A: You’re not alone. A recent study by Fidelity Investments showed many people want to be more involved with their finances. Among women, 92% wanted to learn more about their finances, while 86% wanted to take a more active role in managing them. It’s very easy to get caught in a routine with bill paying, checking and spending. The person who was doing so when you started cohabiting just continues to do so exactly the same way he always has.
What’s more, those conversations are really difficult to initiate. Even with close friends, 56% of survey respondents say finances are “too personal” to discuss. Of those survey respondents, 43% were willing to talk about their health issues, but only 17% would talk about investments.
Only 66% of respondents talk about investments or salary with their spouses or partners.
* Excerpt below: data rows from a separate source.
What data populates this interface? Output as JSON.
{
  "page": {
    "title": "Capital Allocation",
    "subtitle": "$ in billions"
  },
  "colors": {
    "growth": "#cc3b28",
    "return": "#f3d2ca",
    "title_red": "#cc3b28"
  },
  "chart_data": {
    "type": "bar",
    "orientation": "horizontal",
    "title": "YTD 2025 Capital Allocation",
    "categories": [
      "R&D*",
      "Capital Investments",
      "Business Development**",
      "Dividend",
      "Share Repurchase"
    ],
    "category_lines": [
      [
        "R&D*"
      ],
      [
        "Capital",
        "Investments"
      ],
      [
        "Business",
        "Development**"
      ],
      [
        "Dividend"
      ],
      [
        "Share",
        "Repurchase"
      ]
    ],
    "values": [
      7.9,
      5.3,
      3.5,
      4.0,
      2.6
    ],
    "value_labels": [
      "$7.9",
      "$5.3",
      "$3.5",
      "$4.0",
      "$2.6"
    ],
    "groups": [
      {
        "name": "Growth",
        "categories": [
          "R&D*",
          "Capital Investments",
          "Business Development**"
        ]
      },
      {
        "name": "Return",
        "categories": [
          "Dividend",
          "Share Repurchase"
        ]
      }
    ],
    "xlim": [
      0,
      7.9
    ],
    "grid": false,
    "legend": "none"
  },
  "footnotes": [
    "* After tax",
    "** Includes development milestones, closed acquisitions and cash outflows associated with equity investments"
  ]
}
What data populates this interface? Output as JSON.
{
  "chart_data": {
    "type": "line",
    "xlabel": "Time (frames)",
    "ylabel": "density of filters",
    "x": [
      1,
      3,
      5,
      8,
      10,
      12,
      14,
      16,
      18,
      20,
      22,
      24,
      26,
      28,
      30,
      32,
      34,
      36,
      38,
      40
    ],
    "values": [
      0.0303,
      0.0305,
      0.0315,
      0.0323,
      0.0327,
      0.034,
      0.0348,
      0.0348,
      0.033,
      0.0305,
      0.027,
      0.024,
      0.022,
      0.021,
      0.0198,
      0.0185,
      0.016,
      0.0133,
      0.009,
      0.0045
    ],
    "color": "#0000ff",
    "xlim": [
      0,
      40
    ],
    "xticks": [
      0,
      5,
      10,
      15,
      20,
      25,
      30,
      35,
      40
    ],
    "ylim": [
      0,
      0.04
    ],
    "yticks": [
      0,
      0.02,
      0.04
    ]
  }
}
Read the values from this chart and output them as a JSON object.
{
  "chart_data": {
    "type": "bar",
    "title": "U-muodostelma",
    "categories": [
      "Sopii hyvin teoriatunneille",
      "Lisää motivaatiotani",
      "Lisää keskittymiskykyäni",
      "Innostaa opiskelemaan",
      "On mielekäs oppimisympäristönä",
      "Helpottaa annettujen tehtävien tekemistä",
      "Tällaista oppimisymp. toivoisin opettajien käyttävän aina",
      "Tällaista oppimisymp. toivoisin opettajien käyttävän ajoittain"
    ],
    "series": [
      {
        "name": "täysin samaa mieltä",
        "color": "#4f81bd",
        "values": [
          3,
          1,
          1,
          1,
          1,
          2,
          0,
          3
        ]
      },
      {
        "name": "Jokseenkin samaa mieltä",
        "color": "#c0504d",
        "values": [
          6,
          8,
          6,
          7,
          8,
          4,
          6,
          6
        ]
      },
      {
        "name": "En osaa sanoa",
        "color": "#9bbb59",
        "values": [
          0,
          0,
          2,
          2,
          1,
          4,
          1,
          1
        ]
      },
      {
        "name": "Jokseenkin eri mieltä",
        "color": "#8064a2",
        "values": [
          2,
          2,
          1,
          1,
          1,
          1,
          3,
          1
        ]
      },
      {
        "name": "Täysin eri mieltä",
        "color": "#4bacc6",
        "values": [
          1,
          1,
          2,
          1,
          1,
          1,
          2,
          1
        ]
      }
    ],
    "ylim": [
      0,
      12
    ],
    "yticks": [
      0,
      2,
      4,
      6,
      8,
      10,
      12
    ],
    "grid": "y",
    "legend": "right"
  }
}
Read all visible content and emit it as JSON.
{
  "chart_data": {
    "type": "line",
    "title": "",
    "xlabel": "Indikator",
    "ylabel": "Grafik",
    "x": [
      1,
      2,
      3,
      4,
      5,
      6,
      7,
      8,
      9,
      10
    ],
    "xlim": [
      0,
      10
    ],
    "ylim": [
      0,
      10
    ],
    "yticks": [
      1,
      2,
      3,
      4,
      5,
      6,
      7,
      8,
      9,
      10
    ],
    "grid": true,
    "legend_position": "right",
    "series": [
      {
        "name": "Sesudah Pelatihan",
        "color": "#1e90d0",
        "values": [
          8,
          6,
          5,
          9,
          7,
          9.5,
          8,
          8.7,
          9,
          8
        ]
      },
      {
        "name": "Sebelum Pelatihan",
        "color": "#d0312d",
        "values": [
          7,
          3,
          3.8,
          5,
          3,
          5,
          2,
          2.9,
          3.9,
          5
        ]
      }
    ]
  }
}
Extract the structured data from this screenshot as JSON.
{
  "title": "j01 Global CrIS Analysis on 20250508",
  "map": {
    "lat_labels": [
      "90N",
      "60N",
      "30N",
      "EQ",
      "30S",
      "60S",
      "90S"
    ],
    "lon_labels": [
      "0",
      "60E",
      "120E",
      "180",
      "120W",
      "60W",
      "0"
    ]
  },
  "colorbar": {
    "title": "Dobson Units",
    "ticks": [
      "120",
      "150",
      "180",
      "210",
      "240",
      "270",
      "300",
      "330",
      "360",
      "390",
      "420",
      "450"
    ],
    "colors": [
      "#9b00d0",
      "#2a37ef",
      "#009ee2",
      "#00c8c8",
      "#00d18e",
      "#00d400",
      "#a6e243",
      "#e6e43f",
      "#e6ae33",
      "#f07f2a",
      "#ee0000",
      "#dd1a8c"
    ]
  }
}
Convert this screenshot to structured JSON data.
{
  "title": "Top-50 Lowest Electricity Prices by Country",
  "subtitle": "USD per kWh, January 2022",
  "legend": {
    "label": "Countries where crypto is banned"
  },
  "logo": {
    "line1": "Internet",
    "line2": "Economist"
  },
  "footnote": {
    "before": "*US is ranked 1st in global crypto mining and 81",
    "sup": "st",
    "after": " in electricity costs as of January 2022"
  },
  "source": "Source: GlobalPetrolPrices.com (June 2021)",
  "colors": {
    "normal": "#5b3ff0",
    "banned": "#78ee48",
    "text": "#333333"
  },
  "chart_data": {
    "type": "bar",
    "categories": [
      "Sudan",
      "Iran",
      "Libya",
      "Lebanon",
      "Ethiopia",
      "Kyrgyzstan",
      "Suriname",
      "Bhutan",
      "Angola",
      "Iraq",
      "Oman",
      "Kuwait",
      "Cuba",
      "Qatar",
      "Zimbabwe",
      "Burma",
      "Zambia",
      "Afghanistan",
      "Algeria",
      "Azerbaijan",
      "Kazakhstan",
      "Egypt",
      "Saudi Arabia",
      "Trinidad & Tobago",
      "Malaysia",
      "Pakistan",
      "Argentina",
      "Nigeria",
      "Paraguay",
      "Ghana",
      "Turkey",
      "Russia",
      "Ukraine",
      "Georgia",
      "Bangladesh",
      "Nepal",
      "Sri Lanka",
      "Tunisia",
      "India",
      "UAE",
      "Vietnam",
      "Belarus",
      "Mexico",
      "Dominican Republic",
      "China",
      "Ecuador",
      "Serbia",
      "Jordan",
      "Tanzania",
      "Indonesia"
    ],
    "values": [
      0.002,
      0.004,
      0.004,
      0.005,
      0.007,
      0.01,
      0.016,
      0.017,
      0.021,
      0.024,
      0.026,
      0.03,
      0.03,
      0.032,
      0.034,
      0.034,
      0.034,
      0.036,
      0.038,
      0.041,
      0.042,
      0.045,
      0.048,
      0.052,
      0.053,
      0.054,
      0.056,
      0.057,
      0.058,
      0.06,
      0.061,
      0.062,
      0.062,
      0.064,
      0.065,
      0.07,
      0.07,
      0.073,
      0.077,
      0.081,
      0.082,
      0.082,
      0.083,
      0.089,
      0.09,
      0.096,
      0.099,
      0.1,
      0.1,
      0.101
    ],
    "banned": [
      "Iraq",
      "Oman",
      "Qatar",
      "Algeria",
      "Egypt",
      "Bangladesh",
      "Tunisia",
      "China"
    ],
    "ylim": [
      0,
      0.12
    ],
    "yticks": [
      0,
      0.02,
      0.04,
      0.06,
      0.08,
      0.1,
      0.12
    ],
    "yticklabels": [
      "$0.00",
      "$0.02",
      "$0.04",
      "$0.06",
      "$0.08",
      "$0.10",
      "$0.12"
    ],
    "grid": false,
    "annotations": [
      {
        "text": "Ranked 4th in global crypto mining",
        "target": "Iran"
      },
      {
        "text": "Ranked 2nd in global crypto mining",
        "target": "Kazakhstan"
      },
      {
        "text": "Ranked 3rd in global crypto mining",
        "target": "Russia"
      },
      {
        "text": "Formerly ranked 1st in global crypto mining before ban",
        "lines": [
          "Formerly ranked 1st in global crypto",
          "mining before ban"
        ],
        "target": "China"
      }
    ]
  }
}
In one out of every three relationships, finances are not a common topic of conversation between people who likely share a checking account!
If you’d like to change that dynamic in your relationship, there are a couple of approaches you might consider. No matter what you do, make sure you’re approaching this sensitive topic from a place of love. Fights over money occur when one partner feels put on the defensive about budgeting or spending. Take care, and try these three techniques!
Talk about a common goal
If you and your partner have been trying to plan a summer getaway, save for a new car or put a down payment on a house, this can be an excellent place to start a conversation. It’s best to begin on broad notes. Ask about hotel choice or means of transportation. From there, it can be easy to talk about making a budget for the occasion. Once you and your partner are talking about dollar amounts, it can spill over into a more general conversation about finance.
If you ask about saving for this project, it’s important to have suggestions or ideas. Come to the conversation prepared to make a small sacrifice to contribute to saving for the project or have some cost-saving strategy to make the process easier. This encourages a feeling of joint struggle as opposed to you “checking up on” or “managing” your partner.
Set guidelines for spending
Spending is the biggest cause of fights between couples. In general, people tend to see their decisions as rational and the choices they disagree with as irrational or impulsive. In relationships, it’s tempting and gratifying to think of yourself as the sensible one and your partner as the reckless one.
Your partner likely feels the same way. For instance, you may enjoy a daily coffee drink while your partner might consider that to be frivolous spending because he doesn’t know the joy and satisfaction you derive from that little indulgence. Conversely, your partner’s enthusiasm for home electronics might make you see a top-of-the-line stereo system as an extravagance, while your partner sees it as a way for the two of you to spend more time together at home.
The best way to avoid resentment, while still keeping your spending under control, is to set personal allowances for you and your partner. You can spend so much each week or month without consulting your partner. Major purchases that go over that limit require consultation. Try to avoid bringing up recent or specific purchases, and focus on planning for the future rather than placing blame for the past. This will keep the conversation from feeling accusatory.
Dream about the future
Retirement planning is a difficult subject to broach. Many people don’t want to do it on their own because the prospect of saving that much money is frightening. Add in the stress of talking about money in a relationship, and this can be a conversation filled with dread.
It doesn’t have to be that way. Many couples find retirement to be a time of great relationship strength and bonding. If you and your partner didn’t have to work, you could spend a lot more time together, enjoying your mutual interests and each other’s company. Instead of beginning a retirement planning conversation with a dollar amount, begin it with a dream.
Maybe you’d like to travel the world together and see exotic sights. Maybe you want to become active volunteer in your community. Beginning with such dreams in mind, as opposed to how much they’re going to cost, can help you and your partner better share the stress involved in saving and planning.
However you broach the conversation about money, it’s important to do so. Secrets about finances in a relationship can lead to stress, interfere with honest communication and produce relationship-ending fights. On the other hand, couples who talk openly and honestly about their financial situation can use that transparency to build stronger, more straightforward communication strategies about other topics. As many people have found, the couple who saves together, stays together!